L’hydroxyde d’aluminium est constitué de particules cristallines très bio-persistantes, ce qui est bien sûr tout à fait indésirable pour un immunostimulant aussi puissant et dont le mécanisme d’action est aussi mal compris. Il y a plusieurs décades, le phosphate de calcium, un autre adjuvant cristallin, était utilisé dans les vaccins Pasteur et présentait des propriétés adjuvantes très similaires avec, a priori, des effets secondaires moindres à long-terme du fait de son caractère physiologique (nos os en sont remplis). Il existe d’autres adjuvants actuellement en développement, dont on maîtrise mieux les mécanismes d’action. Ils devraient posséder des propriétés immunostimulantes plus larges que les adjuvants cristallins (en activant l’immunité cellulaire et pas seulement la production d’anticorps). On devrait exiger que, contrairement à l’hydroxyde d’aluminium, ils ne soient ni bio-persistants, ni neurotoxiques.

Le vaccin contre le papillomavirus est utilisé depuis seulement une dizaine d’années sur des jeunes filles entre 10 et 15 ans. Comment mesurer actuellement son efficacité réelle ?

Cette question sort de mon champ d’expertise. Je me contenterai de dire qu’il faudra solidement établir les bénéfices respectifs de la vaccination virus et du suivi gynécologique régulier sur la prévention du cancer du col de l’utérus (et sur le seul cancer, pour éviter des extrapolations parfois infondées à partir de paramètres intermédiaires) , mais de toute façon le suivi gynécologique devra être maintenu car le vaccin ne protège pas contre tous les sérotypes oncogènes de papillomavirus et que plusieurs autres pathologies sont détectable par examen.

En Allemagne, la vaccination est un choix individuel. Dans d’autres pays, certains vaccins sont obligatoires. Est-il utile, dans certaines situations, de rendre un vaccin obligatoire ?

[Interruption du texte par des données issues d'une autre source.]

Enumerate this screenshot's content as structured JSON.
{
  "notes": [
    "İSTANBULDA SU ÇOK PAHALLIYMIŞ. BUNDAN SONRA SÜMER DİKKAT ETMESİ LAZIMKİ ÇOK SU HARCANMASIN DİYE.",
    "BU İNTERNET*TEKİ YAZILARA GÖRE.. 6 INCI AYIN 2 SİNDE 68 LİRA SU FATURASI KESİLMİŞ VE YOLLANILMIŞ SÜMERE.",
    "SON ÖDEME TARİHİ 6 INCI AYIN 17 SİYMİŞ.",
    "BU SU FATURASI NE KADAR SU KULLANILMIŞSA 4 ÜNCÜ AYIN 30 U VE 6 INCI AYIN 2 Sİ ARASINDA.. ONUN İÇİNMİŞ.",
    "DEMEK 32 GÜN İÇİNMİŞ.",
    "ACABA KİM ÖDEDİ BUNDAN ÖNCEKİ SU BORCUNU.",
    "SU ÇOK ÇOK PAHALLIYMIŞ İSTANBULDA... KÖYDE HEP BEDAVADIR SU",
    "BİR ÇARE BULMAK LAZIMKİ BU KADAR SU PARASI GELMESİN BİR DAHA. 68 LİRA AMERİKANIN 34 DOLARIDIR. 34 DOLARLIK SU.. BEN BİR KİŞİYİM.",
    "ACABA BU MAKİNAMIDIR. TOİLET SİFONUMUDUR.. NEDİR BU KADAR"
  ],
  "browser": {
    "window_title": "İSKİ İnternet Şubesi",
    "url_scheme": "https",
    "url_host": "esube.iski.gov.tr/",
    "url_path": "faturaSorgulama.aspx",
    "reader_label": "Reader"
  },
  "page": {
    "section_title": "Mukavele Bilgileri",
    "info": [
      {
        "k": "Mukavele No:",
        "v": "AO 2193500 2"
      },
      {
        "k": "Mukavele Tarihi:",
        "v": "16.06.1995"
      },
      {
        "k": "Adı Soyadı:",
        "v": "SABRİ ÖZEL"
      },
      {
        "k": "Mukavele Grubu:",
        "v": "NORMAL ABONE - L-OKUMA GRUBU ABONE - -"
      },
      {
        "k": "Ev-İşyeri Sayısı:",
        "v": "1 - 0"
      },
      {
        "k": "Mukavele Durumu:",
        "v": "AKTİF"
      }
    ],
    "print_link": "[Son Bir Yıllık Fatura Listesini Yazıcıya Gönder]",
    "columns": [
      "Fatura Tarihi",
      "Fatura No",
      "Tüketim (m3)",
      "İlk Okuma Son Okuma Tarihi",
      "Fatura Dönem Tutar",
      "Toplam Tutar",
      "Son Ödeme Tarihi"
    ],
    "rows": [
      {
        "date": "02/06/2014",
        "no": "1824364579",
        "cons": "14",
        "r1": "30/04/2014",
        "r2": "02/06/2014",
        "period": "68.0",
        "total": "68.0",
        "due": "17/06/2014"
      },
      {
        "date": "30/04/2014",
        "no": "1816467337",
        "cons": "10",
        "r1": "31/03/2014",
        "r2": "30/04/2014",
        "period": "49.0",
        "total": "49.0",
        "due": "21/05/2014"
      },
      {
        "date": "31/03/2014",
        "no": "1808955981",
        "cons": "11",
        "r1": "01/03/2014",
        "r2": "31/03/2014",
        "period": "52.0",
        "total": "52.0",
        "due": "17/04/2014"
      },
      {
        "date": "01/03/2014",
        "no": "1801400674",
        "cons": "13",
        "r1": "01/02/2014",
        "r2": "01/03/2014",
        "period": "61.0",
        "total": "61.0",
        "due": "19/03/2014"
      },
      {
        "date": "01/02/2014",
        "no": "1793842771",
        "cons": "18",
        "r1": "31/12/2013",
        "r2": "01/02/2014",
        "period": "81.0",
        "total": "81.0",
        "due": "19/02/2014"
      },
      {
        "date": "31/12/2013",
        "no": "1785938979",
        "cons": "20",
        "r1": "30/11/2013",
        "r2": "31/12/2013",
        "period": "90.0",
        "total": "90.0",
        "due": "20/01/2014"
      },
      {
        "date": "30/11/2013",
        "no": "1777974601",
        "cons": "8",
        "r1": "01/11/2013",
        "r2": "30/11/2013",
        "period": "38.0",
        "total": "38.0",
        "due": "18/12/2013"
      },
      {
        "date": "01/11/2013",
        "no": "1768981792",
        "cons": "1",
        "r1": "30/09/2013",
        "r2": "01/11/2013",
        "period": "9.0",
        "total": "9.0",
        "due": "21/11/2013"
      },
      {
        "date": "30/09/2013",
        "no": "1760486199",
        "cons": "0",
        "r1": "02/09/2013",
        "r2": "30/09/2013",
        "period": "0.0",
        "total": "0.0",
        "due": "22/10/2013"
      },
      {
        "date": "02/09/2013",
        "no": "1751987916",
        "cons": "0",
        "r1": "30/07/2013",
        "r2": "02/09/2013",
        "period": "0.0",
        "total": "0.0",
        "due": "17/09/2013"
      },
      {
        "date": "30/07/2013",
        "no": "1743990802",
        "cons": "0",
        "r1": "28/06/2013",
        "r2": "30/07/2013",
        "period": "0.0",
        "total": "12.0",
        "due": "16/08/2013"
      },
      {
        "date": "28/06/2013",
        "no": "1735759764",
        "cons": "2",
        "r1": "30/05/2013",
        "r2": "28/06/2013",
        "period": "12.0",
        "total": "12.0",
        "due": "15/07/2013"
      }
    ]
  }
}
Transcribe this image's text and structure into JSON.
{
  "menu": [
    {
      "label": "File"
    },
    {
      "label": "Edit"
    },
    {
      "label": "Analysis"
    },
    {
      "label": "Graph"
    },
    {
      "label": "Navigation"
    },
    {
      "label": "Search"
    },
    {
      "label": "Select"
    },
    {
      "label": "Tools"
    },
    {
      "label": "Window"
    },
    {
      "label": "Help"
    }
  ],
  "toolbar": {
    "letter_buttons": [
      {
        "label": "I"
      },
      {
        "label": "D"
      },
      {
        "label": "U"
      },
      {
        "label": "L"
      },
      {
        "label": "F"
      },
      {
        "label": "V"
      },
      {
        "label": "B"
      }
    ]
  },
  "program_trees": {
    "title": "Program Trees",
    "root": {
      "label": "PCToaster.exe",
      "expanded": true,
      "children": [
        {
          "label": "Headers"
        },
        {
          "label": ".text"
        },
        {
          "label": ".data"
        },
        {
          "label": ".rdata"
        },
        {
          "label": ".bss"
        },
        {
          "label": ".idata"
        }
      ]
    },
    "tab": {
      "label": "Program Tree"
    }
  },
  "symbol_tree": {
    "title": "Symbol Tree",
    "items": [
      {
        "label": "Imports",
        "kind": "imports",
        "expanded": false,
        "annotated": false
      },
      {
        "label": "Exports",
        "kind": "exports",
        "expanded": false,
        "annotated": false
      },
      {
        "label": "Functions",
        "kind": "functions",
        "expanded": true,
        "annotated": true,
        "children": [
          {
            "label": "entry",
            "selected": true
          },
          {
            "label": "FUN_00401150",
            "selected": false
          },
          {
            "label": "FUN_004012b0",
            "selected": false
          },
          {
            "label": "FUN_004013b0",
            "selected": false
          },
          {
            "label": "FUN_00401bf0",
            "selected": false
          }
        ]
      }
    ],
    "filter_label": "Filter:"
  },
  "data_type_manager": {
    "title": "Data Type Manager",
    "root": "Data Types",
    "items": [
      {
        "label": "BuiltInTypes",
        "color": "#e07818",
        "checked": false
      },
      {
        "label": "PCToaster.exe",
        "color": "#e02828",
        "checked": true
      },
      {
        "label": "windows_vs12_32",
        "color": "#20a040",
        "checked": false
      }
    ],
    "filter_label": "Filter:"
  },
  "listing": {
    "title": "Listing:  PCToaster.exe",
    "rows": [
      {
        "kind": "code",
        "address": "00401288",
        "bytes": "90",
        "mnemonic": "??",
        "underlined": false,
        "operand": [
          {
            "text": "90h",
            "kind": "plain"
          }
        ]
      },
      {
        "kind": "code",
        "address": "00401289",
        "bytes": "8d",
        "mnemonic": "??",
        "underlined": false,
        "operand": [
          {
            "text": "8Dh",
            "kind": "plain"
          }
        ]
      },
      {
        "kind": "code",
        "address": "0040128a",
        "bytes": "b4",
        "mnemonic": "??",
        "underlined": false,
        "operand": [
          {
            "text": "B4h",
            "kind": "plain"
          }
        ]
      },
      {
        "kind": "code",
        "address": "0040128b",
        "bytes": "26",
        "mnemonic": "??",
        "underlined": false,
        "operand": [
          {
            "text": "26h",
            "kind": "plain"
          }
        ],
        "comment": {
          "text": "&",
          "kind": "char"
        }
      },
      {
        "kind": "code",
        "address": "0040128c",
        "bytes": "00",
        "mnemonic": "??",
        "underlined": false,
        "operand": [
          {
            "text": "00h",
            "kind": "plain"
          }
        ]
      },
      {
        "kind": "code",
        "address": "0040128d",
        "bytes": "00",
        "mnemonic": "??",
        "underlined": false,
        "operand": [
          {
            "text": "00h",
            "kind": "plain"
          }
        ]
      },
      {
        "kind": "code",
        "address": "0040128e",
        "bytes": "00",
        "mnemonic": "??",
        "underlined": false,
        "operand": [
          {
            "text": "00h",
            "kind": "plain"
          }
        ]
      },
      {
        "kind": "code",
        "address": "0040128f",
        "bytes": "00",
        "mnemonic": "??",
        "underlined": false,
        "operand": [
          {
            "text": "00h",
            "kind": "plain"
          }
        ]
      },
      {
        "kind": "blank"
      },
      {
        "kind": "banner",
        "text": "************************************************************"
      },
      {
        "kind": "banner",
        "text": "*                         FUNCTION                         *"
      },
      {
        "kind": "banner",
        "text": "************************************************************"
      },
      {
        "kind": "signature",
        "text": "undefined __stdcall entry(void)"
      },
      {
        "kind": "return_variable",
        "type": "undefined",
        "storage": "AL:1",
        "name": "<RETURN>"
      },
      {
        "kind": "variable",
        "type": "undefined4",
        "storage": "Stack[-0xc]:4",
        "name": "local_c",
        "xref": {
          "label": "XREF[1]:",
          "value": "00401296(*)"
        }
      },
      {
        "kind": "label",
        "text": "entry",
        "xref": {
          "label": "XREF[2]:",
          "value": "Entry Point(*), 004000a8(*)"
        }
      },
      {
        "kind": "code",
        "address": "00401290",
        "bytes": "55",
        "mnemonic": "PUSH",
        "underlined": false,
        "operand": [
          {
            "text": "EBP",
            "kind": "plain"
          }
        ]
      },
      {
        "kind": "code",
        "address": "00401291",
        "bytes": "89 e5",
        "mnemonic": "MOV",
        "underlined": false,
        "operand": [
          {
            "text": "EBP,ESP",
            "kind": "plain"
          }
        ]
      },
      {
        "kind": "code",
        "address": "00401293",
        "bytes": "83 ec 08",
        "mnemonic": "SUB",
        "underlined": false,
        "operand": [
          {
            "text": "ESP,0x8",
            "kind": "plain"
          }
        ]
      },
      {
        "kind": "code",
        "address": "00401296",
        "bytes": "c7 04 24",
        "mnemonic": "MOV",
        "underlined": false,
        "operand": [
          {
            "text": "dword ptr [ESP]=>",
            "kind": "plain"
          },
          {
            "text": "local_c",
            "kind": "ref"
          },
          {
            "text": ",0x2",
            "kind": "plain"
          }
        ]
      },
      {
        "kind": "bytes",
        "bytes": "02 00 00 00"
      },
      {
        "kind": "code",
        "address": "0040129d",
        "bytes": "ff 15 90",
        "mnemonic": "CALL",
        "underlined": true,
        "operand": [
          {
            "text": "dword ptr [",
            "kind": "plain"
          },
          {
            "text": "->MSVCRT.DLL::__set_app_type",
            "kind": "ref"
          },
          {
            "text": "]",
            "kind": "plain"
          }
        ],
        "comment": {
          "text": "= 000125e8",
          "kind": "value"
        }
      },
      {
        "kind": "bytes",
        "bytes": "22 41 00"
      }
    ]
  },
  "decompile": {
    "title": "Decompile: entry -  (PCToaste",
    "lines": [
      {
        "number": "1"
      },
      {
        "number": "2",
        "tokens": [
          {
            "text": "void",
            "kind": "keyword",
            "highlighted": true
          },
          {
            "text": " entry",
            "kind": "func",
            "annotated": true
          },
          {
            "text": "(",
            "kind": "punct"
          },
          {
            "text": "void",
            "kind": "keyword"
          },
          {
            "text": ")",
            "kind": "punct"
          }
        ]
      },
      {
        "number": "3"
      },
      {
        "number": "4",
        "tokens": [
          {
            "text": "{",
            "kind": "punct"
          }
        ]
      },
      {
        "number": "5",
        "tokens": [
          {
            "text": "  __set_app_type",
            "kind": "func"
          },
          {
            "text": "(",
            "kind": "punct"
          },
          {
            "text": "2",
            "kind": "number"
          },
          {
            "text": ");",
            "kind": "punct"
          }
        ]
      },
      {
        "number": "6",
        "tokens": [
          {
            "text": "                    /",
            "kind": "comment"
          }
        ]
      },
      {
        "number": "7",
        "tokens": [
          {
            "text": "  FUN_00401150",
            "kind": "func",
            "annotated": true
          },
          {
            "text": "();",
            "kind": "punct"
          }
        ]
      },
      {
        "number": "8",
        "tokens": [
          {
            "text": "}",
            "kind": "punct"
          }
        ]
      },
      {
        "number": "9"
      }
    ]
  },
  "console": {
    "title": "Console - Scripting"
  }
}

En France la vaccination est obligatoire contre la diphtérie, le tétanos et la poliomyélite, et ces trois fléaux sont maintenant éradiqués ou très bien contrôlés dans le pays. Néanmoins, je suppose qu’il en est de même en Allemagne malgré le caractère non-obligatoire de la vaccination. Il faudrait examiner cela de près. Le risque me semble-t-il est que devant la défiance croissante de la population vis-à-vis des vaccins, les gouvernements soient poussés par les producteurs de vaccins à devenir autoritaires en la matière, alors que dans une démocratie adulte la population devrait être convaincue du bien-fondé de la politique de santé publique de leur gouvernement. Ce type de dérive est perceptible dans certains états américains à propos du vaccin contre le papillomavirus, devenu obligatoire pour s’inscrire à l’Université, ou même en France où le vaccin contre l’hépatite B est imposé aux étudiants en première année des études médicales, alors qu’à ce stade  9 étudiants sur 10 ne deviendront pas médecins. Il me semble que la population est parfaitement capable de percevoir le niveau  de sincérité et de transparence des politiques de santé. Elle doit exiger que pour chaque vaccin de grande diffusion de véritables études du rapport bénéfice/risque soient menées à échelle suffisante pour détecter les risques faibles, et sur le long terme en cas d’utilisation d’adjuvants bio-persistants.